HIM: yeah but not now
HIM: i need to clear my head
ME: ok then i see you don't want to talk to me right now
HIM: i never said that
ME: well you're not talking to me
ME: and you said not now
HIM: no
HIM: i said that i need time to think about the stuff i want to ask you
ME: just tell me
HIM: i thought you were talking about what i wanted to talk about
HIM: no i cant
ME: why not?
ME: what's so hard?
HIM: cause i don't even know
ME: if you want the phone i'll call you
ME: but i want to know now
ME: you can't leave me here wondering if our relationship is at stake or something, you can't just do that.
HIM: you shouldn't say that....i should be asking YOU that
ME: why!?!? i have nothing to ask
ME: i'm not the one saying i need to clear my head
ME: and you taking real long to answer does not help the situation
HIM: don't worry melina
HIM: im not going to break up with you or ask for a break
HIM: it's just simple questions that are too hard to figure out right now
HIM: well for me at least
ME: well then it's something as serious
ME: if they're so simple why can't you just share them with me then?

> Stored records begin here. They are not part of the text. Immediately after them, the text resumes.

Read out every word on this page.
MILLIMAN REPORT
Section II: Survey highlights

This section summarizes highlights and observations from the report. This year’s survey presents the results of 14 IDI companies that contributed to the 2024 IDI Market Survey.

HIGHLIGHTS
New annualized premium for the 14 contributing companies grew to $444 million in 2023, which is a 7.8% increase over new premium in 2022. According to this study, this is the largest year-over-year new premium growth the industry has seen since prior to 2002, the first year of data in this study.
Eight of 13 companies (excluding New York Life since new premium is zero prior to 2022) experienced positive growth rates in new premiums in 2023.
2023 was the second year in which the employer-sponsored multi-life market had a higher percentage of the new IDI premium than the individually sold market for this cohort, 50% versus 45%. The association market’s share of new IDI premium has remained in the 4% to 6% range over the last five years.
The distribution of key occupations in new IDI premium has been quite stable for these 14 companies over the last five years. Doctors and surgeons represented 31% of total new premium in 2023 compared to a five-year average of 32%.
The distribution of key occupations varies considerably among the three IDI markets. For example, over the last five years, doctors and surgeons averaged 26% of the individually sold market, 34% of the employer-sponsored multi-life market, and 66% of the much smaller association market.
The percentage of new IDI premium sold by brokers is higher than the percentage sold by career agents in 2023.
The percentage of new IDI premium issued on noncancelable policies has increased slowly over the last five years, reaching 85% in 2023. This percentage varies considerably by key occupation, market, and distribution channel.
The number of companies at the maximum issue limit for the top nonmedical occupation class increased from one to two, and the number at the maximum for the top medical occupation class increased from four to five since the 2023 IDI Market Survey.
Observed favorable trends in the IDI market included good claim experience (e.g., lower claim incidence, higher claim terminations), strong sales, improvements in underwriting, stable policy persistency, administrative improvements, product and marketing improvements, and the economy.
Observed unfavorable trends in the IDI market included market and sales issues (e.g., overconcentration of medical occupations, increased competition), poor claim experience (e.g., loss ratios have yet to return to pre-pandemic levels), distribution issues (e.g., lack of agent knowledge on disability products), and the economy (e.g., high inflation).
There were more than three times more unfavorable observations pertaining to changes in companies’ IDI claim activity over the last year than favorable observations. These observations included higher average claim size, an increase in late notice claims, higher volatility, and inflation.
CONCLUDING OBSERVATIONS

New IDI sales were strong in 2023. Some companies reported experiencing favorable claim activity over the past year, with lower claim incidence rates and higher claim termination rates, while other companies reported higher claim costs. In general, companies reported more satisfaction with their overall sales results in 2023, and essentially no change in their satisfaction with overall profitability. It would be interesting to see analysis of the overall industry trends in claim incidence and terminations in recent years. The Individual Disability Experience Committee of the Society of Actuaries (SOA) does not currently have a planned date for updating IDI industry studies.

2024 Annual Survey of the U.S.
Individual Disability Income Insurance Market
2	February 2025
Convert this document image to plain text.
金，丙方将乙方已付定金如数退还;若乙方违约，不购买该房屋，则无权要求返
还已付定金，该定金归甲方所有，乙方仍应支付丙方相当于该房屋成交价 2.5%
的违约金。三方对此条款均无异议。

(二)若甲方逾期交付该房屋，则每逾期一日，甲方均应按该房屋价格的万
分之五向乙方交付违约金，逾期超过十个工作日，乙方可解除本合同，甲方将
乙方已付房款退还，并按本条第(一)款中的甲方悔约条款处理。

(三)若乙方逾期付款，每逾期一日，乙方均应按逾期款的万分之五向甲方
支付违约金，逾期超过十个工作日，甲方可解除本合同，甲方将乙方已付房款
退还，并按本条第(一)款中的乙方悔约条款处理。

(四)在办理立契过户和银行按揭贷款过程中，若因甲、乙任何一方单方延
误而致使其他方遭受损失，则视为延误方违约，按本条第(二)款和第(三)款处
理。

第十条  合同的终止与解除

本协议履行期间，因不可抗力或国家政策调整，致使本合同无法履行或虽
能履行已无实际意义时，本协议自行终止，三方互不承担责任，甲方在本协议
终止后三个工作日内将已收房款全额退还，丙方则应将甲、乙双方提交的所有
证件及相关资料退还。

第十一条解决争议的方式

ME: how can i not worry if all the worst times in our relationship always starts like this?
ME: how can you expect me not to worry!!?!?!
HIM: look melina
HIM: it's nothing bad
HIM: trust me
ME: well you sure are making it out to be like that
HIM: dont you just have those days where everything in your head is cluttered and you start to question things?
HIM: no i'm not
ME: and if it's not bad how come you can't tell me
HIM: YOU'RE making the big deal out of it
ME: well you know what then, i'm sorry for caring enough to worry
HIM: all i said is that i have some questions that i cant ask right now and that i cant ask them becasue i need to think about them
HIM: thanks for caring melina but dont worry


HOW THE HELL DOES HE NOT EXPECT ME TO WORRY!?